I had never wondered, but should have, how Jews in Germany and Austria made out day to day under the Nazis before they were hauled away. One thing that comes across in about the first 60 pages is the day-to-day difficulties, and sometimes actual torments, that Jews had to deal with.
Here’s one story from the author:
I refused to let the political situation keep me from my studies. I had taken both state exams and passed with high grades. One last exam, and I would be a doctor of law, qualified to serve not just as a lawyer but also as a judge. I felt that if I earned my degree, if I was trained, qualified, certified, I would have a much easier time emigrating.

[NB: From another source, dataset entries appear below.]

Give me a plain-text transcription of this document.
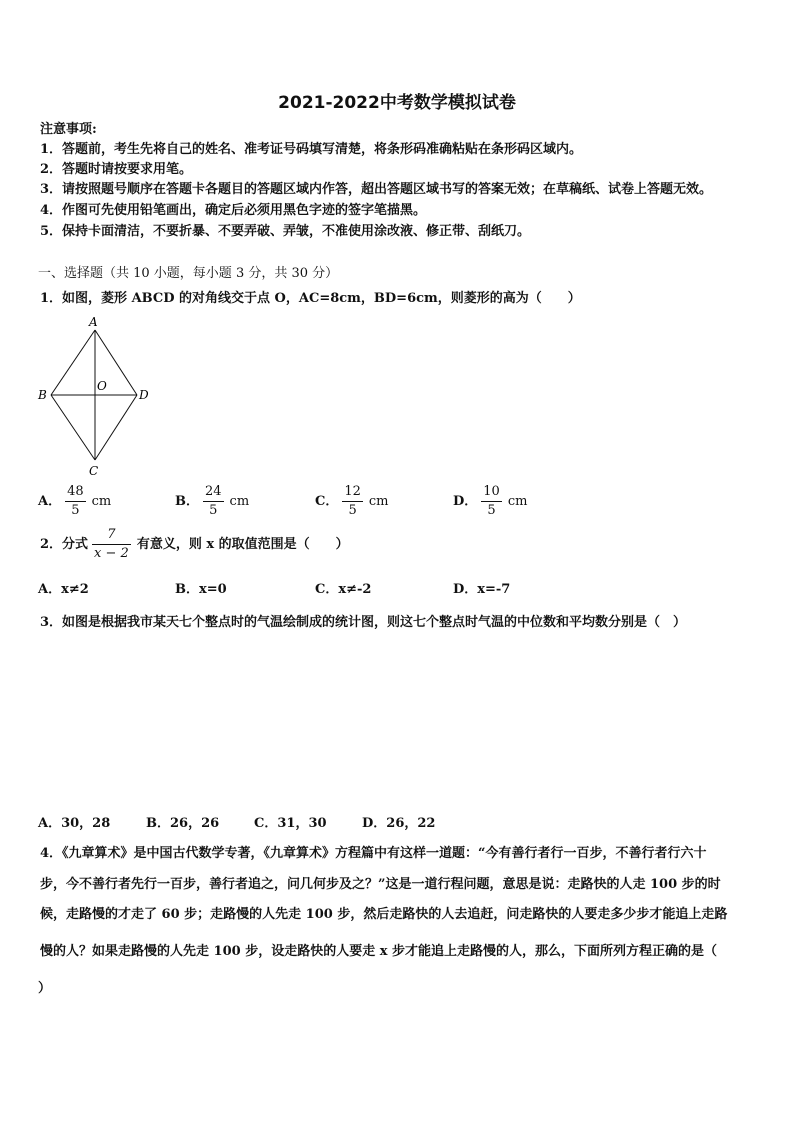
2021-2022中考数学模拟试卷
注意事项:
1．答题前，考生先将自己的姓名、准考证号码填写清楚，将条形码准确粘贴在条形码区域内。
2．答题时请按要求用笔。
3．请按照题号顺序在答题卡各题目的答题区域内作答，超出答题区域书写的答案无效；在草稿纸、试卷上答题无效。
4．作图可先使用铅笔画出，确定后必须用黑色字迹的签字笔描黑。
5．保持卡面清洁，不要折暴、不要弄破、弄皱，不准使用涂改液、修正带、刮纸刀。
一、选择题（共 10 小题，每小题 3 分，共 30 分）
1．如图，菱形 ABCD 的对角线交于点 O，AC=8cm，BD=6cm，则菱形的高为（　　）
A
B	D
C
O
A． $\frac{48}{5}$ cm	B． $\frac{24}{5}$ cm	C． $\frac{12}{5}$ cm	D． $\frac{10}{5}$ cm
2．分式 $\frac{7}{x - 2}$ 有意义，则 x 的取值范围是（　　）
A．x≠2	B．x=0	C．x≠-2	D．x=-7
3．如图是根据我市某天七个整点时的气温绘制成的统计图，则这七个整点时气温的中位数和平均数分别是（　）
A．30，28	B．26，26	C．31，30	D．26，22
4．《九章算术》是中国古代数学专著，《九章算术》方程篇中有这样一道题：“今有善行者行一百步，不善行者行六十
步，今不善行者先行一百步，善行者追之，问几何步及之？”这是一道行程问题，意思是说：走路快的人走 100 步的时
候，走路慢的才走了 60 步；走路慢的人先走 100 步，然后走路快的人去追赶，问走路快的人要走多少步才能追上走路
慢的人？如果走路慢的人先走 100 步，设走路快的人要走 x 步才能追上走路慢的人，那么，下面所列方程正确的是（
）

In April 1938 [DRH note: the Anschluss had happened the previous month] I went to the university to pick up my final exam papers and to receive the date for my doctoral exam. A young clerk there, actually someone I knew, said: “You will not be taking the examination, Edith. You are no longer welcome in our university.” She gave me my papers and the transcript of my grades. “Good-bye.”

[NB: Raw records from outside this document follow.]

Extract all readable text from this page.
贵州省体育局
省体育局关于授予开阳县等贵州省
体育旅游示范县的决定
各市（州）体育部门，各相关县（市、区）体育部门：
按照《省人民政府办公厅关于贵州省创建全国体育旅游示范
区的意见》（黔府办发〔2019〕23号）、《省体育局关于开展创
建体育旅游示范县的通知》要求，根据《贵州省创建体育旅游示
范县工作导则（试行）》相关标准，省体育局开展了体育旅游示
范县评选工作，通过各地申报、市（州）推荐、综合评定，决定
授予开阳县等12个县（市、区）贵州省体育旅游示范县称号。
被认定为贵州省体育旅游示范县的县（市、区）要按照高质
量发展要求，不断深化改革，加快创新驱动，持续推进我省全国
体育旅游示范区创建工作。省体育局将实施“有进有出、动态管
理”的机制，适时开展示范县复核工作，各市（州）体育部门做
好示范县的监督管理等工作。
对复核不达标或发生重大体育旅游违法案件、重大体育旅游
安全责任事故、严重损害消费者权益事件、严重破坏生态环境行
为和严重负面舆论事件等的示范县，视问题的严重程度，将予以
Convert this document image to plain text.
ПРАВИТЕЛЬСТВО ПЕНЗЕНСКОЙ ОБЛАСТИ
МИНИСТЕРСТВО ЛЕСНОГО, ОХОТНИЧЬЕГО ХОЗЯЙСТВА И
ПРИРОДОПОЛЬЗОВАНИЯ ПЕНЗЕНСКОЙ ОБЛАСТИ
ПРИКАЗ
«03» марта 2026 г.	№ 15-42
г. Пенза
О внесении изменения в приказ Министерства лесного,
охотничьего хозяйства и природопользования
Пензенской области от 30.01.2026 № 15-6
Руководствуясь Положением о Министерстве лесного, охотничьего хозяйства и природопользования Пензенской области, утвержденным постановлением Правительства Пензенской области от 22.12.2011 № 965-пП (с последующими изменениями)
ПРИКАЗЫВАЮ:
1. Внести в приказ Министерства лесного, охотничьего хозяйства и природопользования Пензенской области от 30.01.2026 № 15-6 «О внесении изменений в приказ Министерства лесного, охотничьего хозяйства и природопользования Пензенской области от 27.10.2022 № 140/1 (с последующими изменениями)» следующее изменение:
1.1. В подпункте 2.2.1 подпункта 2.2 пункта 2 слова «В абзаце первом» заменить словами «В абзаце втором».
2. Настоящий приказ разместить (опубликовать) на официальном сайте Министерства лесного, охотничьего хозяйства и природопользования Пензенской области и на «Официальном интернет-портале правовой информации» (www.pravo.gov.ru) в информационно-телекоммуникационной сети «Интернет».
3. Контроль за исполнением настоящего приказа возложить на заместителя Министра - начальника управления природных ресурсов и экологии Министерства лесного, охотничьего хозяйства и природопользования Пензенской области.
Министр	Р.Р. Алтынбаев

For almost five years, I had studied law, constitutions, torts, psychology, economics, political theory, history, philosophy. I had written papers, attended lectures, analyzed legal cases, studied with a judge three times a week to prepare for my doctoral exam. And now they would not let me take it.
My legs buckled. I leaned on her desk for support.
“But…but…this last exam is all I need for my degree!”
She turned her back on me. I could feel her sense of triumph, her genuine satisfaction in destroying my life. It had a smell, I tell you–like sweat, like lust.
READER COMMENTS
steve
Aug 27 2024 at 10:15am
That’s pretty powerful. While we concentrate on the more awful acts towards Jews perpetrated by the Nazis like the concentration camp killings and tortures, there were every day acts of cruelty by people who knew each other before Nazi ideology took hold. It shows what a powerful force hatred and anger can be especially when it can be focused on outgroups. It shows how many people willingly jumped into the cult of personality that let Hitler thrive and rule as an authoritarian. Those who didnt buy into the hatred towards the outgroups complied out of a combination of fear and self-interest.
Steve
Richard W Fulmer
Aug 27 2024 at 10:24am
People whom Thomas Sowell referred to as “minority middlemen,” include Jews around the world, Armenians in the Ottoman Empire, Chinese throughout Southeast Asia, Ibos in Nigeria, Indians and Marwaris in Burma, Japanese in Peru, and Lebanese in Sierra Leone. People from each of these groups have – for a variety of geographical, cultural, and historical reasons – worked far from their homelands as peddlers, merchants, and money lenders. They and other entrepreneurs helped bring mankind out of caves and into prosperity; in return they have been reviled, persecuted, and killed.
The oppression of “parasitical middlemen” has immeasurably diminished humanity’s welfare. Had their contribution always been understood and appreciated, the world’s people would be far wealthier than they are today. Even an additional annual growth rate of only one percent compounded over the millennia would have doubled and redoubled per capita income many times over. The human suffering that would have been avoided can scarcely be imagined. When we interfere with peaceful commerce, we hurt ourselves, our children, their children, and their children’s children throughout eternity.
Roger McKinney
Aug 30 2024 at 11:41am
She found it hard to immigrate because most Western countries had classified Jews as undesirables thanks to eugenics. FDR turned away a boatload of about 300 Jews who later died in camps.
Even after the war, no country would accept the millions of homeless Jews I’m Europe, not even the US. That’s why they went to Palestine.